Dunia lelang otomotif bersiap menyambut salah satu mobil paling berharga dalam sejarah, yakni Ferrari 250 GTO tahun 1962 dengan nomor sasis 3729GT. Mobil ini diprediksi akan mencetak rekor harga fantastis hingga $70 juta (sekitar Rp1,1 triliun) saat naik meja lelang di acara Mecum Auctions di Kissimmee, Florida, pada Januari mendatang.
Apa yang membuat unit ini begitu istimewa dibandingkan 39 unit 250 GTO lainnya adalah warna catnya yang legendaris: “Special White”.
Warna ini menjadikannya satu-satunya unit yang dikirim langsung oleh Ferrari dari pabrik dengan balutan warna putih, sesuai permintaan khusus pemilik pertamanya, John Coombs, seorang pembalap dan pemilik tim balap tersohor asal Inggris.
Keunikan mobil ini tidak hanya terletak pada estetika warnanya yang langka. Secara visual, Ferrari 250 GTO ini masih mempertahankan detail kompetisi asli, seperti lubang udara pada kap mesin, intake tambahan, dan sistem ventilasi kokpit yang fungsional.
Hal ini menandakan bahwa kendaraan ini bukan sekadar pajangan koleksi, melainkan sebuah mesin balap murni yang pernah merajai lintasan. Di balik kap mesinnya, tertanam mesin V12 Type 168/62 berkapasitas 3.0L yang mampu menyemburkan tenaga 300 hp.
Mesin ini dipadukan dengan transmisi manual 5-percepatan, sebuah konfigurasi yang dianggap sebagai puncak teknologi otomotif pada masanya.
Sejarah balap yang menyertai sasis 3729GT ini pun sangat luar biasa.
Mobil ini pernah dikemudikan oleh deretan pembalap legendaris seperti Graham Hill, Jack Sears, hingga Richie Ginther. Prestasi gemilangnya mencakup posisi kedua dua kali berturut-turut dalam turnamen RAC Tourist Trophy tahun 1962 dan 1963, yang berkontribusi langsung pada gelar juara dunia bagi Ferrari.
Bahkan, sejarah mencatat bahwa Jaguar pernah meminjam unit ini untuk melakukan studi banding teknis terhadap model E-Type mereka, sebuah pengakuan nyata atas keunggulan teknik Ferrari 250 GTO di atas kompetitornya.

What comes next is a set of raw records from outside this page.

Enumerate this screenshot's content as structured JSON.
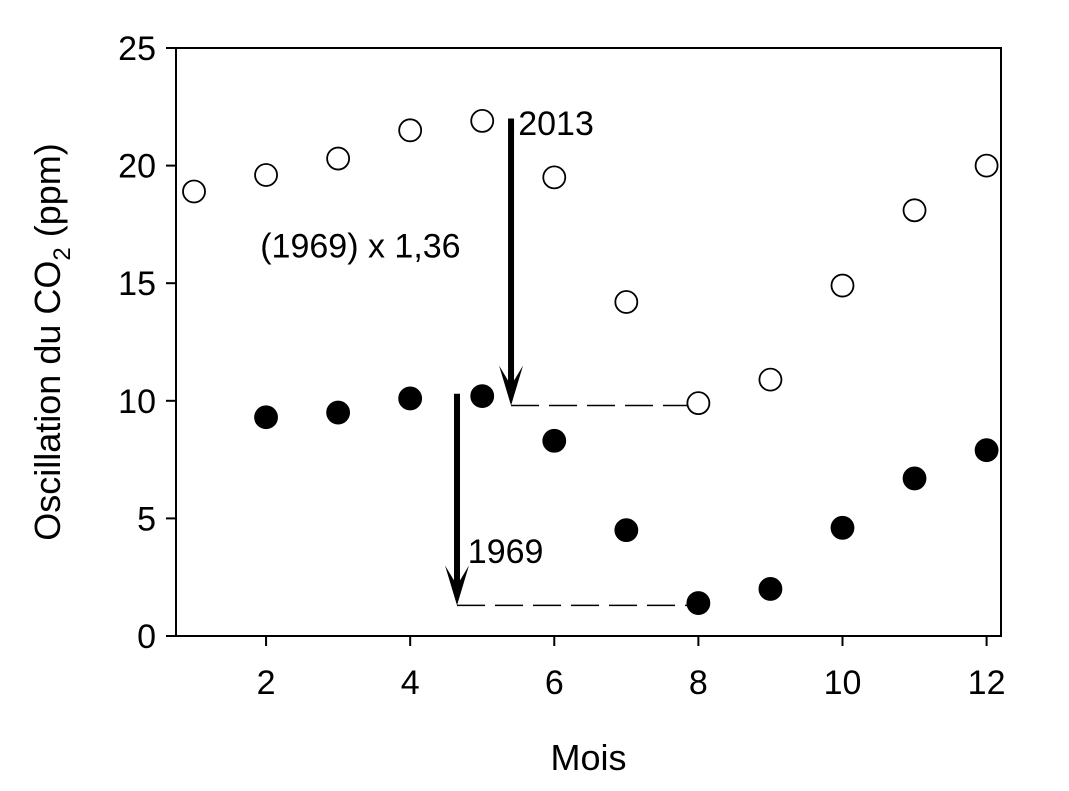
{
  "chart_data": {
    "type": "scatter",
    "xlabel": "Mois",
    "ylabel": {
      "main": "Oscillation du CO",
      "subscript": "2",
      "suffix": " (ppm)"
    },
    "xlim": [
      0.75,
      12.2
    ],
    "ylim": [
      0,
      25
    ],
    "xticks": [
      2,
      4,
      6,
      8,
      10,
      12
    ],
    "yticks": [
      0,
      5,
      10,
      15,
      20,
      25
    ],
    "grid": false,
    "series": [
      {
        "name": "2013",
        "marker": "open-circle",
        "x": [
          1,
          2,
          3,
          4,
          5,
          6,
          7,
          8,
          9,
          10,
          11,
          12
        ],
        "y": [
          18.9,
          19.6,
          20.3,
          21.5,
          21.9,
          19.5,
          14.2,
          9.9,
          10.9,
          14.9,
          18.1,
          20.0
        ]
      },
      {
        "name": "1969",
        "marker": "filled-circle",
        "x": [
          2,
          3,
          4,
          5,
          6,
          7,
          8,
          9,
          10,
          11,
          12
        ],
        "y": [
          9.3,
          9.5,
          10.1,
          10.2,
          8.3,
          4.5,
          1.4,
          2.0,
          4.6,
          6.7,
          7.9
        ]
      }
    ],
    "annotations": [
      {
        "text": "2013",
        "x": 5.5,
        "y": 21.3
      },
      {
        "text": "(1969) x 1,36",
        "x": 4.7,
        "y": 16.1
      },
      {
        "text": "1969",
        "x": 4.8,
        "y": 3.1
      }
    ],
    "arrows": [
      {
        "x": 5.4,
        "y_from": 22.0,
        "y_to": 9.8
      },
      {
        "x": 4.65,
        "y_from": 10.3,
        "y_to": 1.3
      }
    ],
    "dashed_lines": [
      {
        "x_from": 5.4,
        "x_to": 8.0,
        "y": 9.8
      },
      {
        "x_from": 4.65,
        "x_to": 8.0,
        "y": 1.3
      }
    ]
  }
}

Satu hal yang membuat nilainya meroket adalah tingkat orisinalitasnya yang luar biasa. Selama puluhan tahun berpindah tangan di antara kolektor elit, mobil ini tidak pernah menjalani restorasi besar atau renovasi total. Perawatan yang dilakukan hanya sebatas pemeliharaan rutin untuk menjaga performanya tetap prima.
Dengan sertifikasi “Red Book” dari Ferrari Classiche, keaslian setiap baut dan komponennya telah terjamin secara resmi. Kombinasi antara warna putih tunggal di dunia, sejarah balap yang cemerlang, dan kondisi yang nyaris asli membuat mobil ini menjadi “cawan suci” bagi para kolektor otomotif kelas berat.